Pois a democracia não é a felicidade, mas um regime político que promete levar à felicidade. Anda não temos certeza se ela é adequada para isso. A democracia possui caráter experimental. Seu passado é recente. Eclodiu na Revolução Francesa. Espraiou-se não de forma orgânica ou evolutiva, mas revolucionária e subversiva. Não surgiu do esgotamento dos modelos anteriores, mas de sua sabotagem. Tudo isso pode ser conhecido pela história da Revolução Francesa e pelas revoluções napoleônicas.

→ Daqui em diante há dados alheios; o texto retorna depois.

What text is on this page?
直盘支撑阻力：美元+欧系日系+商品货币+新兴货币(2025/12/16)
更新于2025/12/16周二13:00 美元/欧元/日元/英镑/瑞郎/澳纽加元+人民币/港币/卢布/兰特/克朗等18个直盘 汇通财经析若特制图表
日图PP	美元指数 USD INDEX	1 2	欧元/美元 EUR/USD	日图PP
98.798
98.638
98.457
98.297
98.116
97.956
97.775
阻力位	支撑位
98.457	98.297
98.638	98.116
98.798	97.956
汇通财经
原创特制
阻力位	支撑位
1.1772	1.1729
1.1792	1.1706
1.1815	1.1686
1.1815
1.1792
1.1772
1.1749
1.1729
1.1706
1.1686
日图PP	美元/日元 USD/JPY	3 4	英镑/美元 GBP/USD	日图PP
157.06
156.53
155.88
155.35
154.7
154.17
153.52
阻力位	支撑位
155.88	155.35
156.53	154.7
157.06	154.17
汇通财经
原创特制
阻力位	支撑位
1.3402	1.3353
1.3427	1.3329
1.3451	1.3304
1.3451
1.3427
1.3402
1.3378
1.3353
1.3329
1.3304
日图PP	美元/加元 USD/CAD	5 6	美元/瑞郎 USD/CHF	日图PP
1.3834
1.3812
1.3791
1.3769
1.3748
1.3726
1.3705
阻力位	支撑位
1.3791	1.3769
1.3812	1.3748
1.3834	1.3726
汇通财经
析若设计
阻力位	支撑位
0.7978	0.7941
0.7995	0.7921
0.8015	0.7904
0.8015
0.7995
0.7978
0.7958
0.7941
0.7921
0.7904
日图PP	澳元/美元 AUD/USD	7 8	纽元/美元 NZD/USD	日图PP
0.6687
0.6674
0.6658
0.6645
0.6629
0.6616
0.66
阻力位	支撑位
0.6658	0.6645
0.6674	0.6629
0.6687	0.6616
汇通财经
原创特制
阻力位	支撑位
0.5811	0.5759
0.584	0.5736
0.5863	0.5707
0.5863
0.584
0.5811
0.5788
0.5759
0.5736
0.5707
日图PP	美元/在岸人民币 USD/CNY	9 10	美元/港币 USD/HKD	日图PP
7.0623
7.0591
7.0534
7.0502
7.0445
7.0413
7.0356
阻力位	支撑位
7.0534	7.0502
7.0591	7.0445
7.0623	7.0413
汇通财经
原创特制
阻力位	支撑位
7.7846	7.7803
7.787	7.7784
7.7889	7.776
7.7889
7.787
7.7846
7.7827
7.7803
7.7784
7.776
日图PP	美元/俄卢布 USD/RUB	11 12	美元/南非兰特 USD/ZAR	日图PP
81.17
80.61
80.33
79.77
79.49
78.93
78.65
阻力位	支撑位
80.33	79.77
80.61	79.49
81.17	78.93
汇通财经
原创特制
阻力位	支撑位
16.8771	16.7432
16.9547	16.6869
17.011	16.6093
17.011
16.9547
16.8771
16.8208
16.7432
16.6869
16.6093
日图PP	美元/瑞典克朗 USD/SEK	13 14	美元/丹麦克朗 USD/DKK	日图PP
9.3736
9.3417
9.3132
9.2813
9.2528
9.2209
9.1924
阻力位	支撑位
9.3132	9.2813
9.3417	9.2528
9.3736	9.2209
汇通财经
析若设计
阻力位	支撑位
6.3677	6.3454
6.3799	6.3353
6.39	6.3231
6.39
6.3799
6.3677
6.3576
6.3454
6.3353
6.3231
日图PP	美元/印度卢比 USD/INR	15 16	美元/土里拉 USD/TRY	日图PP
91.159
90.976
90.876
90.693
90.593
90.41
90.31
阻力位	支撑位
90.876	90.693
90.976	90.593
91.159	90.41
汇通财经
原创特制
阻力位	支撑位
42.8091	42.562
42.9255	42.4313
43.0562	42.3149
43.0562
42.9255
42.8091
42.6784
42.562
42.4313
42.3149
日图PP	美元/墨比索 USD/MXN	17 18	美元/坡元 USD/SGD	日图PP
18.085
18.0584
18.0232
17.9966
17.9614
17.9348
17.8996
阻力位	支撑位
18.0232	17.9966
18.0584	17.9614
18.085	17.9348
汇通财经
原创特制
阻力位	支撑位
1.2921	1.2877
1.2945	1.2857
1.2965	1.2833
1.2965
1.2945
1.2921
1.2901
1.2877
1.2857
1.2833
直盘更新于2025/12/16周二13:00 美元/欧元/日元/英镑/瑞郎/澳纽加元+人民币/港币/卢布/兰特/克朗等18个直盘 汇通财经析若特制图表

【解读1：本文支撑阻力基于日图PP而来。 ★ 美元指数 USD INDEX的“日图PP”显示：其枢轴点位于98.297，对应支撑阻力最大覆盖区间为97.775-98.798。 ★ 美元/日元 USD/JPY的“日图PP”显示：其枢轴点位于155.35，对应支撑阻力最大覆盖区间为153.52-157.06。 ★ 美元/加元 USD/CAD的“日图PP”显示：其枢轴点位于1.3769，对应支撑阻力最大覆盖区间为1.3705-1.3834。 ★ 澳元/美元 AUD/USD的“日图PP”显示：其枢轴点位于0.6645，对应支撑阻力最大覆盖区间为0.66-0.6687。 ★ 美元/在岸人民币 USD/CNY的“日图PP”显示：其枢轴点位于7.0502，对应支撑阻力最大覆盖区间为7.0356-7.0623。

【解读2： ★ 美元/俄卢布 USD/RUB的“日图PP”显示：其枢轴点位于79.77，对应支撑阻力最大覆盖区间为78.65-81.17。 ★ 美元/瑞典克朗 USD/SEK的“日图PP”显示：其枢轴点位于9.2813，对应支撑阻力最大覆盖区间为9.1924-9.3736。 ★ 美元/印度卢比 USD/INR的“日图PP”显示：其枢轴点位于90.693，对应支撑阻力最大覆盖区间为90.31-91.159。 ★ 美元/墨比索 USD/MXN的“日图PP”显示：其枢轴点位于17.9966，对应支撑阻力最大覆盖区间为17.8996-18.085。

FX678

Além de experimental, a democracia possui origens controversas que a impede de ser o destino unânime de qualquer história. Autores como Stan Popescu lembram que, durante a Antigüidade clássica, a democracia tornou Atenas em uma cidade-estado corrupta e opressora. Entre outros desastres, a situação levou à Guerra do Peloponeso. Com isso, o regime caiu no ostracismo por milênios: como dito, seu ressurgimento ocorreu somente séculos depois, e de forma revolucionária.
Tendo esse histórico controverso, a democracia recebeu de filósofos clássicos opiniões nada lisonjeiras. Em “A República”, Platão a critica como um regime que tende ao populismo e à corrupção. Em “A Política”, Aristóteles a descreve como um regime degenerado. São observações que se amparam na realidade imediata de como a democracia corrompeu Atenas. Séculos depois, São Tomás de Aquino concordaria com a opinião daqueles filósofos.
Em favor da democracia, o que se pode afirmar é que a qualidade do governo não está exatamente em sua forma, mas em sua finalidade, ao que se ordena. Um governo ordenado a bens primários autênticos possui toda possiblidade de ser bem-sucedido em suas virtudes e em seus resultados. Isso no entanto não pode ocorrer em regimes que se ordenem a si mesmos, de forma que o seu melhor resultado seja fazer o que faz, seja lá o que esteja fazendo.
REFERÊNCIAS
Aristóteles. “A Política”. São Paulo: Martim Fontes, 2006.
Aristóteles. “Ética A Nicômaco”. São Paulo: Martin Claret, 2000.
Francis Fukuyama. “The End Of History?”. The National Interest journal, Summer 1989.
Platão. “República”. Tradução de Carlos Alberto Nunes. Belém: UFPA, 2016.
Platão. “Teeteto”. Pará: Universidade Federal do Pará, 1973.